When we were getting the kitchen extended and a wall knocked through we spent all weekend drawing pictures on the wall.
I had a terrible accident when I was 7 and had to have loads of stitches, I can remember her buying me a Care Bears chocolate bar and magazine to distract me. We never had sweets or chocolate as she couldn't afford it. Definitely not magazines.
Another day my mum took the afternoon off work and collected me from school in my aunts car and had fresh hot cross buns in a brown paper bag waiting for us.
When I went out as a (wildly permiscuous) teenager, my mum used to text me and say "remember you're special". I bet I was breaking her heart really and I used to laugh at the text when I got it, but now I think it's lovely. The only way she could say anything to me about the situation.

Actually, I've quite a strained relationship with her now, but it has been lovely to think of these memories Smile

sallysparrow157 · 18/07/2013 00:14

Oh, and when I was about 3, again in her office, I was clattering about on the typewriter, she looked at what I had written and in the long stream of letters I had randomly happened to type the word tree, she and the other lady who worked in her office made a big fuss of me for typing a real word!

mathanxiety · 18/07/2013 01:09

Mum used to take me out to Switzers cafe (RIP Switzers, sadly missed) in Dublin for a huge sticky, sugary meringue filled with whipped cream and a cherry on top after my dentist appointments Smile

Horopu · 18/07/2013 06:53

My mum used to wake me up in the middle of the night (well probably about 9pm) when I was little and carry me downstairs to look at the hedgehog in the garden.

I remember going to the Isle of Wight and sleeping in the car over night in the middle of nowhere. Then the next morning Dad digging up the some turf, lighting a fire and us having a cooked breakfast.

On the beach in Northumberland Mum and Dad used to make a fire with the coal that washed up from sea and we would have sausages and baked beans for lunch.
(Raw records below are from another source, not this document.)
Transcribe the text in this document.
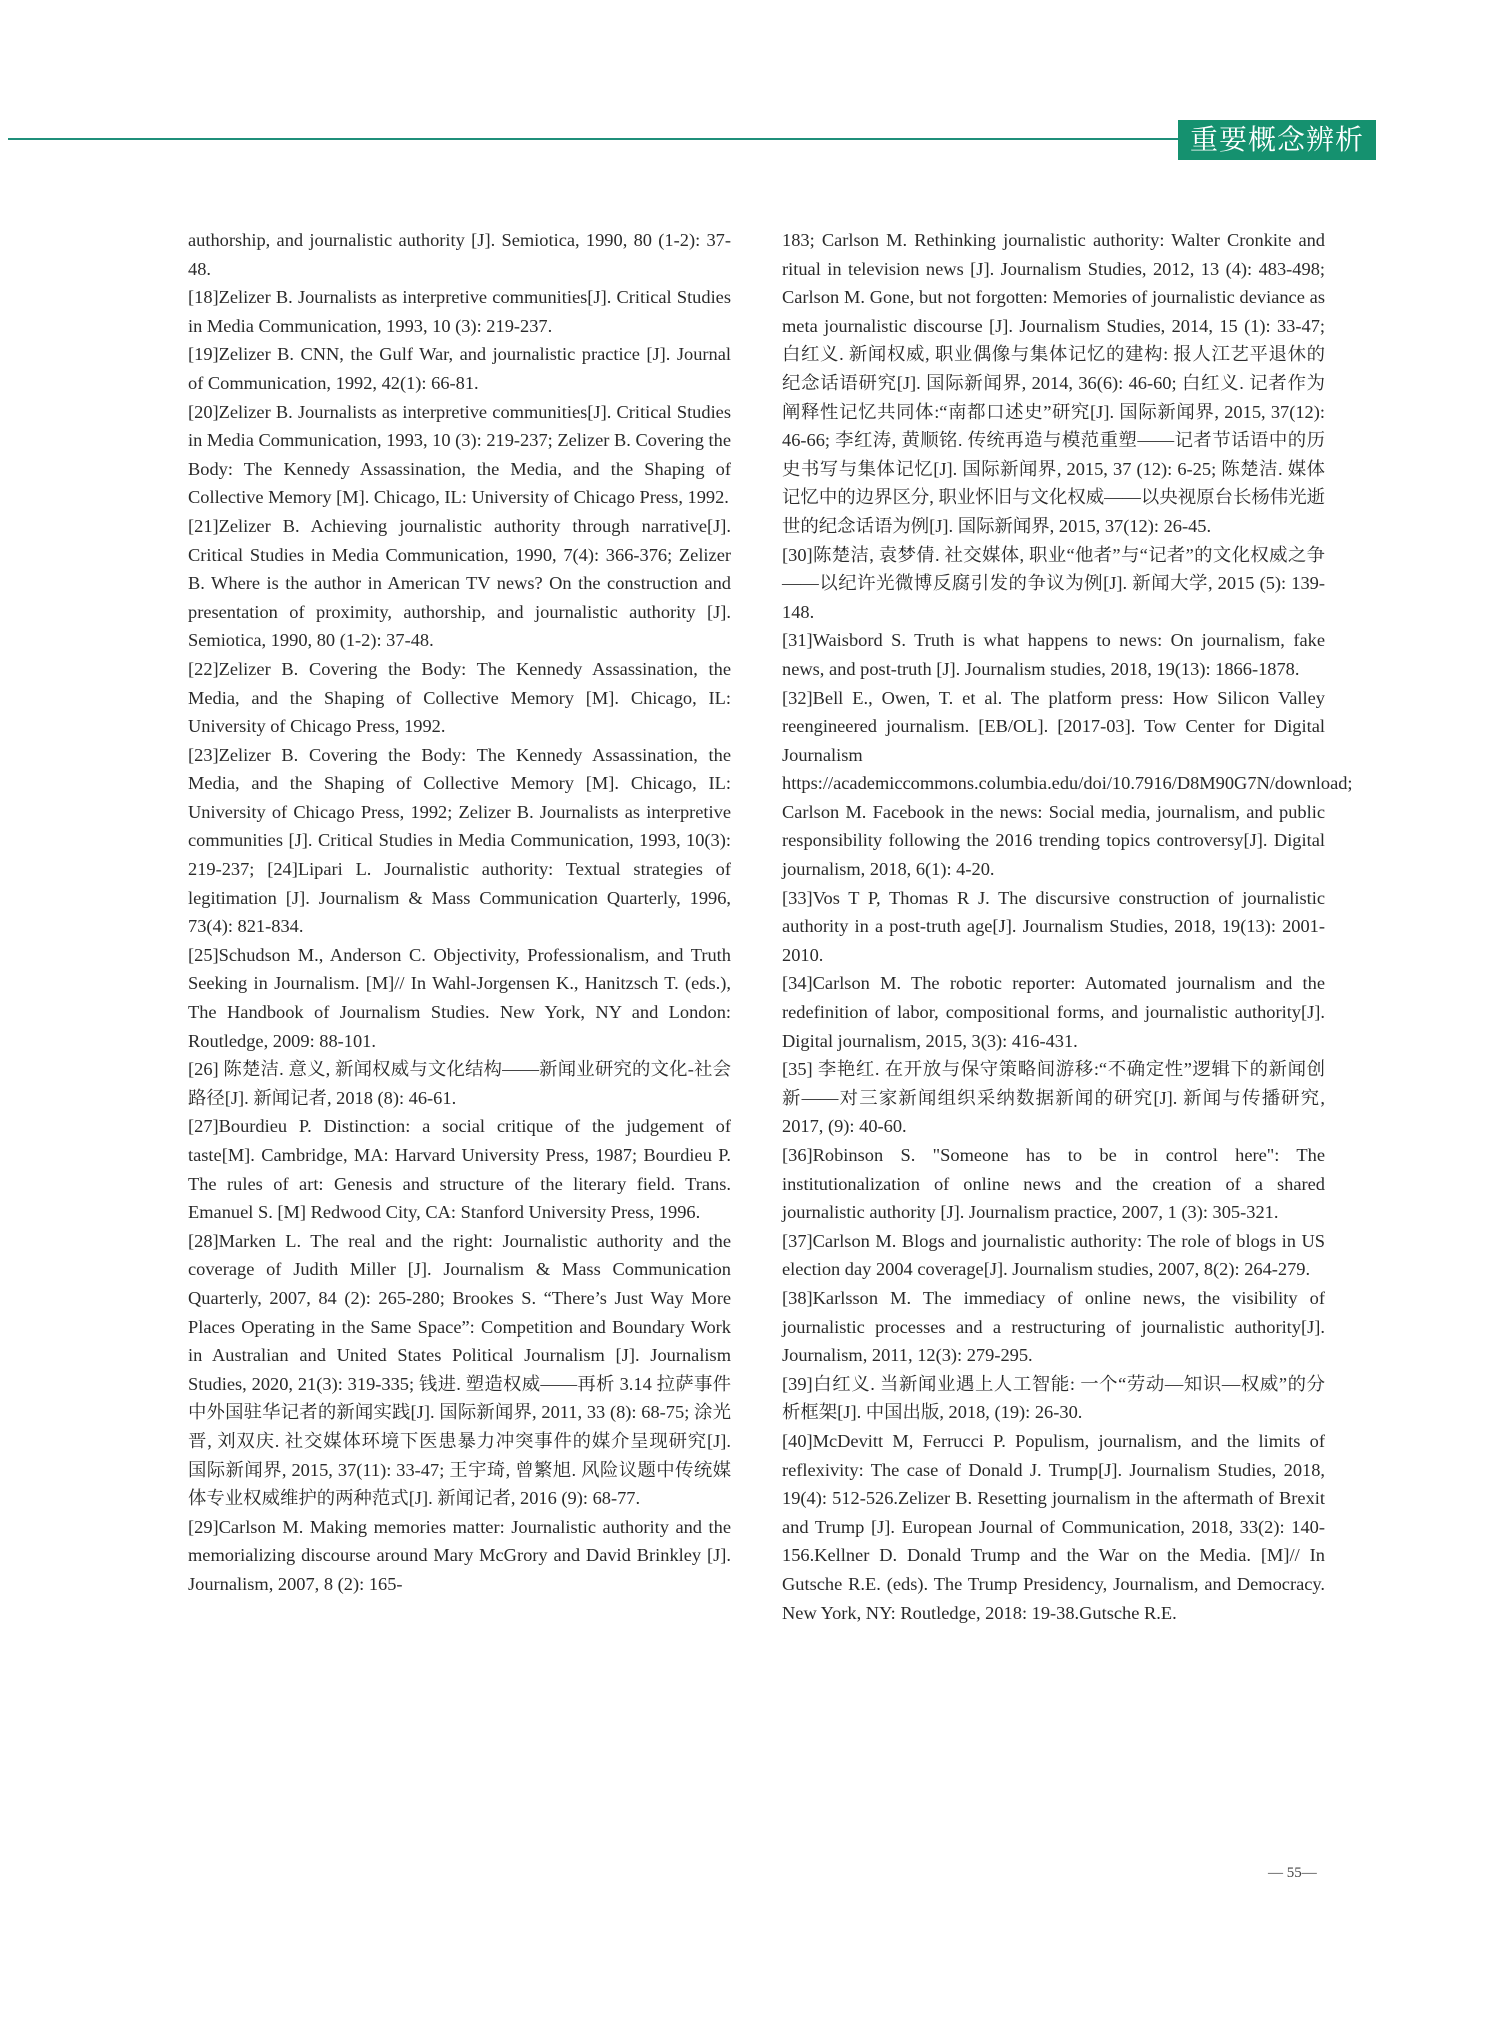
重要概念辨析

authorship, and journalistic authority [J]. Semiotica, 1990, 80 (1-2): 37-48.

[18]Zelizer B. Journalists as interpretive communities[J]. Critical Studies in Media Communication, 1993, 10 (3): 219-237.

[19]Zelizer B. CNN, the Gulf War, and journalistic practice [J]. Journal of Communication, 1992, 42(1): 66-81.

[20]Zelizer B. Journalists as interpretive communities[J]. Critical Studies in Media Communication, 1993, 10 (3): 219-237; Zelizer B. Covering the Body: The Kennedy Assassination, the Media, and the Shaping of Collective Memory [M]. Chicago, IL: University of Chicago Press, 1992.

[21]Zelizer B. Achieving journalistic authority through narrative[J]. Critical Studies in Media Communication, 1990, 7(4): 366-376; Zelizer B. Where is the author in American TV news? On the construction and presentation of proximity, authorship, and journalistic authority [J]. Semiotica, 1990, 80 (1-2): 37-48.

[22]Zelizer B. Covering the Body: The Kennedy Assassination, the Media, and the Shaping of Collective Memory [M]. Chicago, IL: University of Chicago Press, 1992.

[23]Zelizer B. Covering the Body: The Kennedy Assassination, the Media, and the Shaping of Collective Memory [M]. Chicago, IL: University of Chicago Press, 1992; Zelizer B. Journalists as interpretive communities [J]. Critical Studies in Media Communication, 1993, 10(3): 219-237; [24]Lipari L. Journalistic authority: Textual strategies of legitimation [J]. Journalism & Mass Communication Quarterly, 1996, 73(4): 821-834.

[25]Schudson M., Anderson C. Objectivity, Professionalism, and Truth Seeking in Journalism. [M]// In Wahl-Jorgensen K., Hanitzsch T. (eds.), The Handbook of Journalism Studies. New York, NY and London: Routledge, 2009: 88-101.

[26] 陈楚洁. 意义, 新闻权威与文化结构——新闻业研究的文化-社会路径[J]. 新闻记者, 2018 (8): 46-61.

[27]Bourdieu P. Distinction: a social critique of the judgement of taste[M]. Cambridge, MA: Harvard University Press, 1987; Bourdieu P. The rules of art: Genesis and structure of the literary field. Trans. Emanuel S. [M] Redwood City, CA: Stanford University Press, 1996.

[28]Marken L. The real and the right: Journalistic authority and the coverage of Judith Miller [J]. Journalism & Mass Communication Quarterly, 2007, 84 (2): 265-280; Brookes S. “There’s Just Way More Places Operating in the Same Space”: Competition and Boundary Work in Australian and United States Political Journalism [J]. Journalism Studies, 2020, 21(3): 319-335; 钱进. 塑造权威——再析 3.14 拉萨事件中外国驻华记者的新闻实践[J]. 国际新闻界, 2011, 33 (8): 68-75; 涂光晋, 刘双庆. 社交媒体环境下医患暴力冲突事件的媒介呈现研究[J]. 国际新闻界, 2015, 37(11): 33-47; 王宇琦, 曾繁旭. 风险议题中传统媒体专业权威维护的两种范式[J]. 新闻记者, 2016 (9): 68-77.

[29]Carlson M. Making memories matter: Journalistic authority and the memorializing discourse around Mary McGrory and David Brinkley [J]. Journalism, 2007, 8 (2): 165-

183; Carlson M. Rethinking journalistic authority: Walter Cronkite and ritual in television news [J]. Journalism Studies, 2012, 13 (4): 483-498; Carlson M. Gone, but not forgotten: Memories of journalistic deviance as meta journalistic discourse [J]. Journalism Studies, 2014, 15 (1): 33-47; 白红义. 新闻权威, 职业偶像与集体记忆的建构: 报人江艺平退休的纪念话语研究[J]. 国际新闻界, 2014, 36(6): 46-60; 白红义. 记者作为阐释性记忆共同体:“南都口述史”研究[J]. 国际新闻界, 2015, 37(12): 46-66; 李红涛, 黄顺铭. 传统再造与模范重塑——记者节话语中的历史书写与集体记忆[J]. 国际新闻界, 2015, 37 (12): 6-25; 陈楚洁. 媒体记忆中的边界区分, 职业怀旧与文化权威——以央视原台长杨伟光逝世的纪念话语为例[J]. 国际新闻界, 2015, 37(12): 26-45.

[30]陈楚洁, 袁梦倩. 社交媒体, 职业“他者”与“记者”的文化权威之争——以纪许光微博反腐引发的争议为例[J]. 新闻大学, 2015 (5): 139-148.

[31]Waisbord S. Truth is what happens to news: On journalism, fake news, and post-truth [J]. Journalism studies, 2018, 19(13): 1866-1878.

[32]Bell E., Owen, T. et al. The platform press: How Silicon Valley reengineered journalism. [EB/OL]. [2017-03]. Tow Center for Digital Journalism https://academiccommons.columbia.edu/doi/10.7916/D8M90G7N/download; Carlson M. Facebook in the news: Social media, journalism, and public responsibility following the 2016 trending topics controversy[J]. Digital journalism, 2018, 6(1): 4-20.

[33]Vos T P, Thomas R J. The discursive construction of journalistic authority in a post-truth age[J]. Journalism Studies, 2018, 19(13): 2001-2010.

[34]Carlson M. The robotic reporter: Automated journalism and the redefinition of labor, compositional forms, and journalistic authority[J]. Digital journalism, 2015, 3(3): 416-431.

[35] 李艳红. 在开放与保守策略间游移:“不确定性”逻辑下的新闻创新——对三家新闻组织采纳数据新闻的研究[J]. 新闻与传播研究, 2017, (9): 40-60.

[36]Robinson S. "Someone has to be in control here": The institutionalization of online news and the creation of a shared journalistic authority [J]. Journalism practice, 2007, 1 (3): 305-321.

[37]Carlson M. Blogs and journalistic authority: The role of blogs in US election day 2004 coverage[J]. Journalism studies, 2007, 8(2): 264-279.

[38]Karlsson M. The immediacy of online news, the visibility of journalistic processes and a restructuring of journalistic authority[J]. Journalism, 2011, 12(3): 279-295.

[39]白红义. 当新闻业遇上人工智能: 一个“劳动—知识—权威”的分析框架[J]. 中国出版, 2018, (19): 26-30.

[40]McDevitt M, Ferrucci P. Populism, journalism, and the limits of reflexivity: The case of Donald J. Trump[J]. Journalism Studies, 2018, 19(4): 512-526.Zelizer B. Resetting journalism in the aftermath of Brexit and Trump [J]. European Journal of Communication, 2018, 33(2): 140-156.Kellner D. Donald Trump and the War on the Media. [M]// In Gutsche R.E. (eds). The Trump Presidency, Journalism, and Democracy. New York, NY: Routledge, 2018: 19-38.Gutsche R.E.

— 55—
middleagefrumptynumpty · 18/07/2013 08:50

This reply has been deleted

Message withdrawn at poster's request.

dotty2 · 18/07/2013 09:29

My parents are very reserved and not given to being demonstrative, or to overt fun or spontaneity of any kind, but they are lovely people and exceptionally tolerant. I realise how tolerant now I have children of my own. I remember once spilling a whole tin of emulsion paint over the living room carpet and my dad cleaning it up without any fuss or histrionics or shouting. (I am more fun and spontaneous with my own children but should perhaps learn a little of their calm kindness.)